Il ritratto ‘tascabile’

La carte de visite

Giovanni Battista Altadonna, Ritratto di donna, 1860-1865, carte de visite [ @AFS, Soprintendenza per i beni culturali, Provincia autonoma di Trento]

Nel nostro tempo, l’avvento dei social media ha spalancato le porte ad una inedita moltiplicazione e condivisione di fotografie di noi stessi e degli altri. La fortuna del ritratto fotografico, tuttavia, rimonta alle primissime origini della fotografia; un sostanziale impulso venne dopo la metà del XIX secolo, con l’avvento della stampa all’albumina.
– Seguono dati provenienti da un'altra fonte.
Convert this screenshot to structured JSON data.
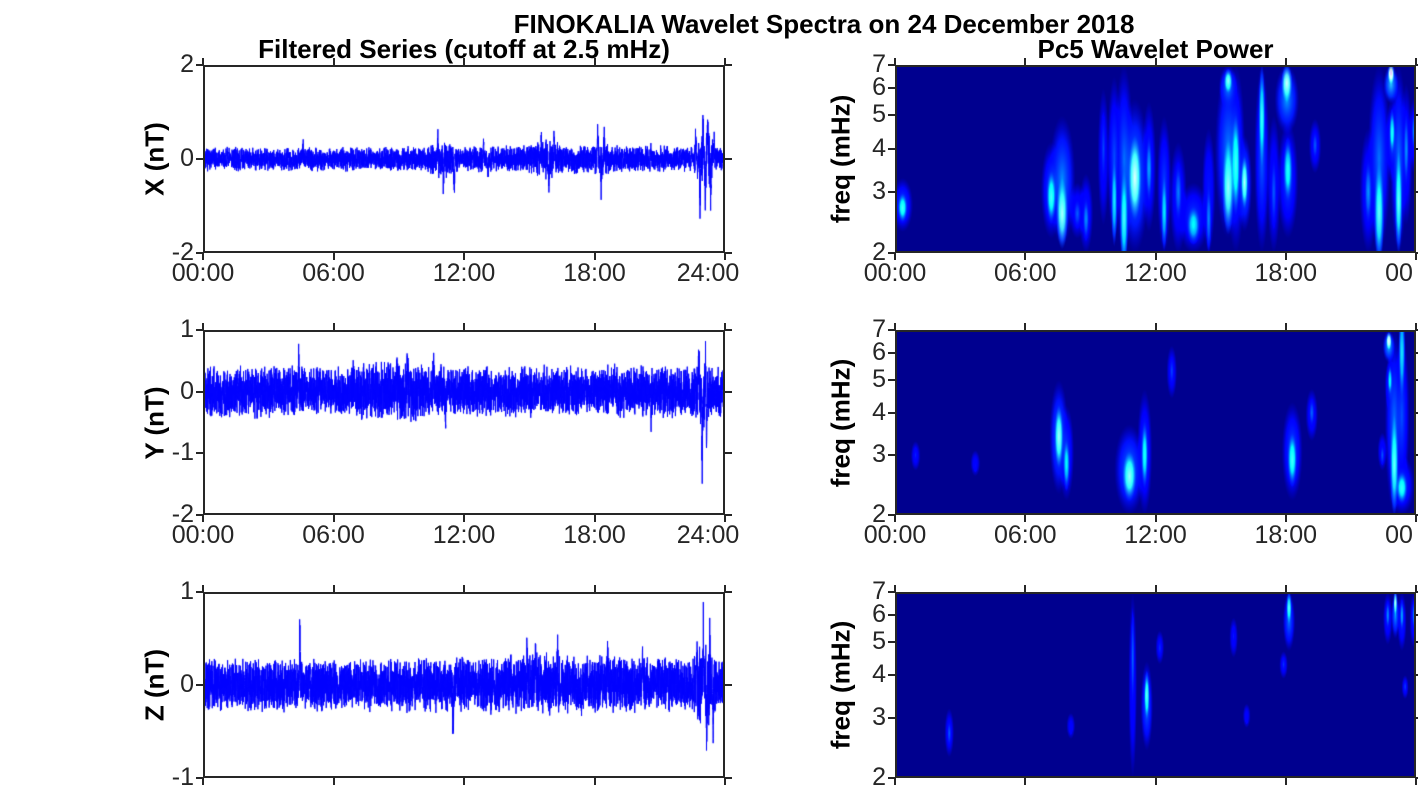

Nel 1854, il fotografo André Adolphe Eugène Disdéri brevettò un apparecchio fotografico dotato di più obiettivi e di un porta-lastre scorrevole che permetteva di ottenere fino a otto diversi negativi su un’unica lastra, immortalando il soggetto in una varietà di pose. Questi piccoli ritratti, inizialmente a figura intera, venivano stampati su carta albuminata e montati su cartoncini delle dimensioni di 8 x 10 cm, conservati e scambiati come biglietti da visita. La leggerezza e la conseguente tendenza all’arrotolamento dei fogli albuminati rendeva infatti necessario incollarli su supporti, personalizzati con il nome del fotografo, che nel tempo si arricchirono di elementi decorativi e marchi elaborati, talvolta accompagnati da annunci commerciali, premi e onorificenze.

Il costo contenuto assicurò alle carte de visite un’immensa popolarità. Nel giro di pochi anni si diffusero anche speciali album rilegati con tasche di dimensioni standard che consentivano di raccogliere le effigi di familiari e congiunti.

Rispetto ai formati maggiori, in cui il fotografo poteva mettere alla prova le proprie capacità, anche affinando l’indagine psicologica della persona ritratta, le carte de visite rispondono generalmente ad ambizioni più modeste e spesso rivelano le difficoltà dovute alla lunghezza della posa. Nel 1940, il fotografo Enrico Unterveger, figlio di Giovanni Battista, parlerà severamente di “una quantità di figure in pose convenzionali, gravi, angolose”: “tanti volti che ci appaiono così stanchi o turbati, o quasi come oppressi da una malinconia morbosa, e tanti sguardi languidi, freddi che sembrano mirare un punto lontano: sguardi senz’anima, senza vita, senza espressione.” “Condizione essenziale per la buona riuscita del ritratto – infatti – era quella di reggere ben fermi. Una balaustrata o una colonnina di cartapesta servivano da punto di appoggio della persona mentre l’immancabile appoggiateste, dirizzando un puntello al capo ed uno verso i fianchi, doveva aiutare ad immobilizzare il modello. L’operatore dal canto suo si trovava sopratutto preoccupato dalla messa a punto dell’apparato, dalle cure per la preparazione della lastra sensibile e dal sovente capriccioso funzionamento dei preparati. Le raccomandazioni di non muoversi ed un ultimo categorico «fermo» intimato dall’operatore irrigidivano il cliente, che trepidante, trattenendo anche il respiro, non poteva che compromettere la sua caratteristica abituale espressione che restava così fissata nel fotogramma.”

Nonostante questi limiti, le carte de visite, progressivamente più sciolte e variate nella composizione e nelle pose, dispiegano importanti potenzialità documentarie e narrative, in rapporto con l’evoluzione della cultura visiva e la storia sociale della moda.